第十四章 踊り子

踊り子 1

「それでね、ピレウスの港市場に魚の新荷が届くたび、魚屋の鐘が打ち鳴らされるんだけど、そこで面白い話があるんだ」


 井戸のロープを引きながら、栗色の髪のアテナイ青年兵は、クスッとひとり笑いした。


「アハハハハハ、教えて、教えて!」


 レジナも笑いながら、話をねだる。


 井戸の水を汲みながらの陽気なアテナイ青年兵のお喋りは、いつしかアテナイ面白話に発展していた。

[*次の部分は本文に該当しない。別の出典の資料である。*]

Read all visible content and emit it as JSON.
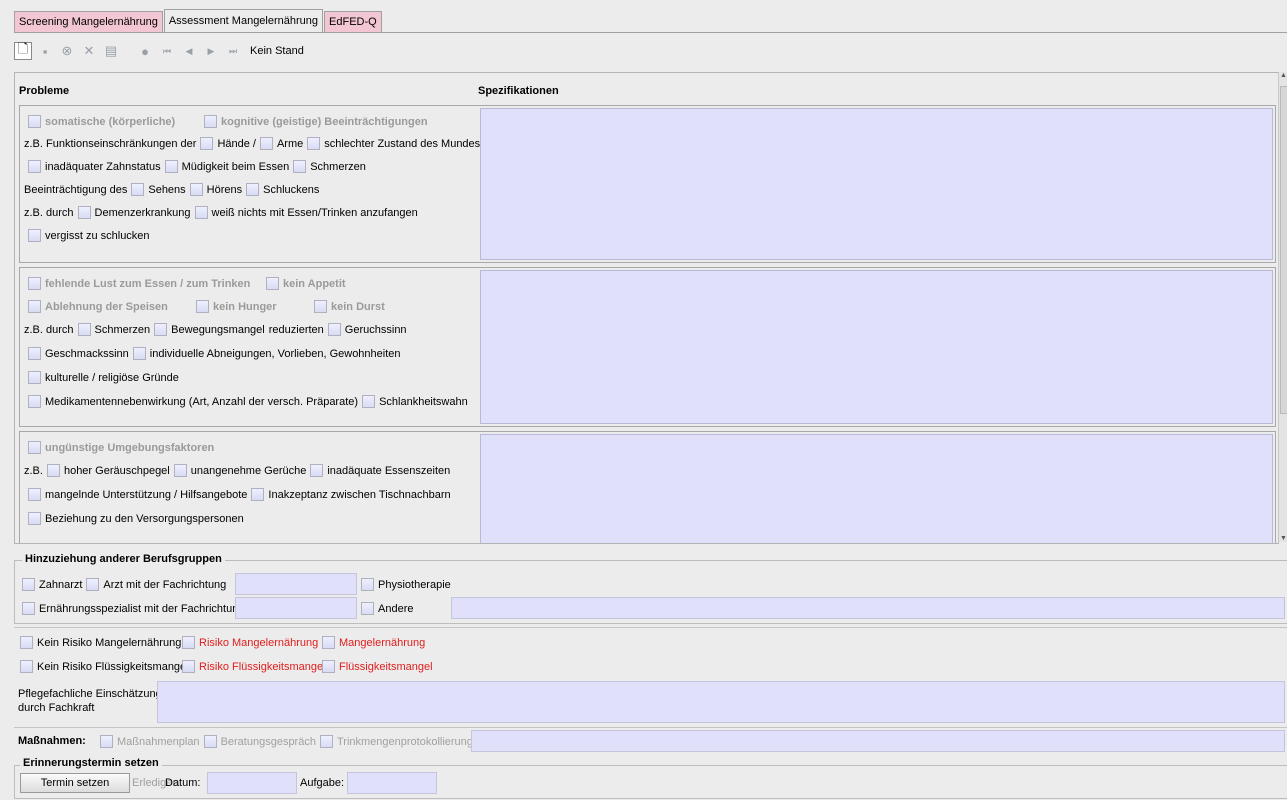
{
  "tabs": [
    {
      "label": "Screening Mangelernährung"
    },
    {
      "label": "Assessment Mangelernährung"
    },
    {
      "label": "EdFED-Q"
    }
  ],
  "toolbar": {
    "icons": [
      "new-document-icon",
      "save-icon",
      "cancel-icon",
      "delete-icon",
      "print-icon",
      "record-icon",
      "first-icon",
      "previous-icon",
      "next-icon",
      "last-icon"
    ],
    "status_text": "Kein Stand"
  },
  "columns": {
    "problems": "Probleme",
    "specs": "Spezifikationen"
  },
  "group1": {
    "somatic": "somatische (körperliche)",
    "cognitive": "kognitive (geistige) Beeinträchtigungen",
    "row2_prefix": "z.B. Funktionseinschränkungen der",
    "haende": "Hände /",
    "arme": "Arme",
    "mund": "schlechter Zustand des Mundes",
    "zahnstatus": "inadäquater Zahnstatus",
    "muedigkeit": "Müdigkeit beim Essen",
    "schmerzen": "Schmerzen",
    "row4_prefix": "Beeinträchtigung des",
    "sehens": "Sehens",
    "hoerens": "Hörens",
    "schluckens": "Schluckens",
    "row5_prefix": "z.B. durch",
    "demenz": "Demenzerkrankung",
    "weiss_nicht": "weiß nichts mit Essen/Trinken anzufangen",
    "vergisst": "vergisst zu schlucken"
  },
  "group2": {
    "lust": "fehlende Lust zum Essen / zum Trinken",
    "appetit": "kein Appetit",
    "ablehnung": "Ablehnung der Speisen",
    "hunger": "kein Hunger",
    "durst": "kein Durst",
    "row3_prefix": "z.B. durch",
    "schmerzen": "Schmerzen",
    "bewegung": "Bewegungsmangel",
    "reduzierten": "reduzierten",
    "geruch": "Geruchssinn",
    "geschmack": "Geschmackssinn",
    "abneigungen": "individuelle Abneigungen, Vorlieben, Gewohnheiten",
    "kulturell": "kulturelle / religiöse Gründe",
    "medikamente": "Medikamentennebenwirkung (Art, Anzahl der versch. Präparate)",
    "schlankheit": "Schlankheitswahn"
  },
  "group3": {
    "umgebung": "ungünstige Umgebungsfaktoren",
    "row2_prefix": "z.B.",
    "geraeusch": "hoher Geräuschpegel",
    "gerueche": "unangenehme Gerüche",
    "essenszeiten": "inadäquate Essenszeiten",
    "unterstuetzung": "mangelnde Unterstützung / Hilfsangebote",
    "inakzeptanz": "Inakzeptanz zwischen Tischnachbarn",
    "beziehung": "Beziehung zu den Versorgungspersonen"
  },
  "berufsgruppen": {
    "title": "Hinzuziehung anderer Berufsgruppen",
    "zahnarzt": "Zahnarzt",
    "arzt": "Arzt mit der Fachrichtung",
    "physio": "Physiotherapie",
    "ernaehrung": "Ernährungsspezialist mit der Fachrichtung",
    "andere": "Andere"
  },
  "risk": {
    "kein_risiko_mangel": "Kein Risiko Mangelernährung",
    "risiko_mangel": "Risiko Mangelernährung",
    "mangel": "Mangelernährung",
    "kein_risiko_fluessig": "Kein Risiko Flüssigkeitsmangel",
    "risiko_fluessig": "Risiko Flüssigkeitsmangel",
    "fluessig": "Flüssigkeitsmangel",
    "red_color": "#e11d1d"
  },
  "assessment": {
    "label_line1": "Pflegefachliche Einschätzung",
    "label_line2": "durch Fachkraft"
  },
  "massnahmen": {
    "label": "Maßnahmen:",
    "plan": "Maßnahmenplan",
    "beratung": "Beratungsgespräch",
    "trink": "Trinkmengenprotokollierung"
  },
  "reminder": {
    "title": "Erinnerungstermin setzen",
    "termin_button": "Termin setzen",
    "erledigen": "Erledigen",
    "datum": "Datum:",
    "aufgabe": "Aufgabe:"
  }
}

 レジナはさっきから、青年兵の話にお腹をよじらせて笑っていた。


 青年兵は話し始めた。


「ある日、ある音楽家が、市場の近くの部屋で竪琴をひいてたんだ。


 彼の回りには、彼の友人がたくさん集まって演奏を聴いていた。


 ところが魚屋の鐘が鳴ったとたん、友人たちは皆、演奏なんか放って、どやどやと魚を仕入れにいってしまったんだ。


 残ったのは、老人がたった一人だった。


 音楽家はその老人の前に来て、言った。


『ありがとう、あなただけですよ、音楽を聴く作法を心得ていらっしゃるのは』


 老人は不機嫌に答えた。


『え? 何だって?』


 音楽家は、はっきりと言った。


『だから、魚屋の鐘が鳴っても、残ってくれたのはあなただけでしたから』


 すると老人はあわてて立ち上がった。


『魚屋の鐘だって? もう鳴っちまったのか?


 いやわしは、耳が遠くていままで何も聞こえてなかった。


 教えてくれてありがとうよ!』


 そして皆のあとを追って、すぐ行ってしまった。


 音楽家は呆然とするばかり」


「アハハハハハ、アハハハハハ、ハハハハハハハハ!」


 大笑いするレジナ。青年兵もクスクス笑っている。


 やがて大樽には水が一杯に張られた。


 レジナは、腕で汗を拭う青年兵に、丁寧に礼を言った。


「本当にありがとうございました。


 あたしひとりじゃ、一晩かかっても終わんなかったです。


 ご親切、忘れません。助かりました」


 青年兵は耳の後ろをちょっとかいて、照れくさそうに笑った。


「いやぁ、いいんだよ」


「それに、とっても面白いお話をたくさん聞かせてくださって、ものすごく楽しかったです。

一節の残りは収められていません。